The common thread between the first five dismissals was the lack of foot movement. While you score runs with a bat in hand, it’s the feet that allow hands to do what’s needed.
The biggest let down for India on this tour has been the lack of runs from their two key players – Cheteshwar Pujara and Virat Kohli, who were touted as India’s marquee players for the tour.
But that hasn’t happened and both of them have looked a pale shadow of their former run-machine selves. Are they out-of-form? Before forming an opinion it’s important to know that there’s an inherent difference between lack of form and not scoring runs.
If it’s the former, you pick the ball late from the bowler’s hand, your mind is slow to process the information and is late to send the signals to your limbs to react in time. Cook was falling into that category during the last year when he was getting dismissed in the head more often than to the balls that got him.
He wouldn’t come to the front-foot to balls that were full, he would poke the ones that were to be left alone and was late in reacting to the ones that came in sharply after pitching. But that’s not happening with the two Indians in question, for the feet are moving fine, they’re picking the lines and length correctly and the body is getting (mostly) in the right positions as well.
This is enough for me to know that they aren’t out-of-form and hence they are falling into the second category of ‘not scoring runs’. Good news for India.
Pujara has looked better than Kohli in the series. He’s mostly looked solid during the time he’s spent at the crease and then suddenly a mistake happens and he’s back in the hut. He doesn’t play a rank bad shot to get out but a minor error of judgment is enough to bring about his downfall.
This is a case of a momentarily lapse of concentration, which can happen to players at different stages of their innings. Pujara hasn’t played any four-day cricket since the last Test match in New Zealand and that may have been a factor.
He knows how to score big but at the moment he seems to have fallen out of that habit. Kohli seems to be dealing with a different problem, for he’s got a few wicket-taking deliveries early on in his innings.
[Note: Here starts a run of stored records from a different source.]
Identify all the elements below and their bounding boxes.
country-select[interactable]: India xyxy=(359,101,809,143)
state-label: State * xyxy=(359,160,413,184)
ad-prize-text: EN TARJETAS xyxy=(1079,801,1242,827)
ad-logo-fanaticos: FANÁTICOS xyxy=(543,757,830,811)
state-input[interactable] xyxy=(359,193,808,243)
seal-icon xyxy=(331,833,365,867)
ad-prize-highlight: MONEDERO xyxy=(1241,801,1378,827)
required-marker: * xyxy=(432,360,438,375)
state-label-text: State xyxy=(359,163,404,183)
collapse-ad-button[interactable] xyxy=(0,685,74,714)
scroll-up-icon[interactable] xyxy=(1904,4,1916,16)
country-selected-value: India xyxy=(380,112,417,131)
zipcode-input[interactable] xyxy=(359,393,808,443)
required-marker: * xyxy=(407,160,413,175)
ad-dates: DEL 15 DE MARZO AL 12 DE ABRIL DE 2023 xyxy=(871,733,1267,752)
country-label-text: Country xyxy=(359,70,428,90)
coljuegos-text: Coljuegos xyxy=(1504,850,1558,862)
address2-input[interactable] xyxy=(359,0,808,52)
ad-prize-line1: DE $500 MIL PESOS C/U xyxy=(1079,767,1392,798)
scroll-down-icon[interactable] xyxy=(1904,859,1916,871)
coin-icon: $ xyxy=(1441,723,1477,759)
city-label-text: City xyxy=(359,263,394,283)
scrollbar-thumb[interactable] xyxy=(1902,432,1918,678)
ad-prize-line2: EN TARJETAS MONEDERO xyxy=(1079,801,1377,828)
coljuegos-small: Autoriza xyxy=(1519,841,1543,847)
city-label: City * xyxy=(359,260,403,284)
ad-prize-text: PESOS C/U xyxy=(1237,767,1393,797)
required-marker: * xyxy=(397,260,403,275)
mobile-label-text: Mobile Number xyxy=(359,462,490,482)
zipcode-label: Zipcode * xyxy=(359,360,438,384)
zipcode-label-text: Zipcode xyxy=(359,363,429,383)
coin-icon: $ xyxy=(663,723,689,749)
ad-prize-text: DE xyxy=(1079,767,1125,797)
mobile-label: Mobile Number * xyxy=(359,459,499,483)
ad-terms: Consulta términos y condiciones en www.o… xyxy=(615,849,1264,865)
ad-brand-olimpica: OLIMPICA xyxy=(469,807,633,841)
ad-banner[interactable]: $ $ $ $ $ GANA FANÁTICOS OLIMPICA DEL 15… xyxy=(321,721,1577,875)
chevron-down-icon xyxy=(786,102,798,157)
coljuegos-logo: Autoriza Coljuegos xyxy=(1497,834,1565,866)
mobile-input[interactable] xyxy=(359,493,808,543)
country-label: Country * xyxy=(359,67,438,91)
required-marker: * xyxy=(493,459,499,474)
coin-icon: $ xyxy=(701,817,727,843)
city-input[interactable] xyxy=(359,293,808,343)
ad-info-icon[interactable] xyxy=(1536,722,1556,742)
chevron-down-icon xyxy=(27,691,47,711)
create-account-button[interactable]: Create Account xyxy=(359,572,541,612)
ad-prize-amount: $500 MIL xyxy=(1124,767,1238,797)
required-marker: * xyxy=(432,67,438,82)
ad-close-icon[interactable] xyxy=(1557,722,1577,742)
There isn’t much he can do about that. But there’s one area of his game that needs tightening up. The first innings at Trent Bridge, Southampton and Old Trafford have shown a developing pattern.
He’s played at the ball that’s at least a foot outside the line of his head with a straight bat and ended up nicking it to slips. Playing with a straight bat is wonderful only if the hands are under your head, for the moment hands are away you are in no control of the ball. It’s better to either leave that ball or play it with a horizontal bat.
While Pujara’s issue was lack of cricket, Virat’s could be too much limited overs cricket since the last time he played Tests. Falling prey to bad habits at an early part of your career is not all bad. If you learn from them, you have one less worry going forward.
Kohli had a serious problem against the short ball in his debut Test series but he dealt with it so diligently that now bowlers fear bowling short to him. And that’s why I feel Kohli will come out stronger and, more importantly, tighter from this spell.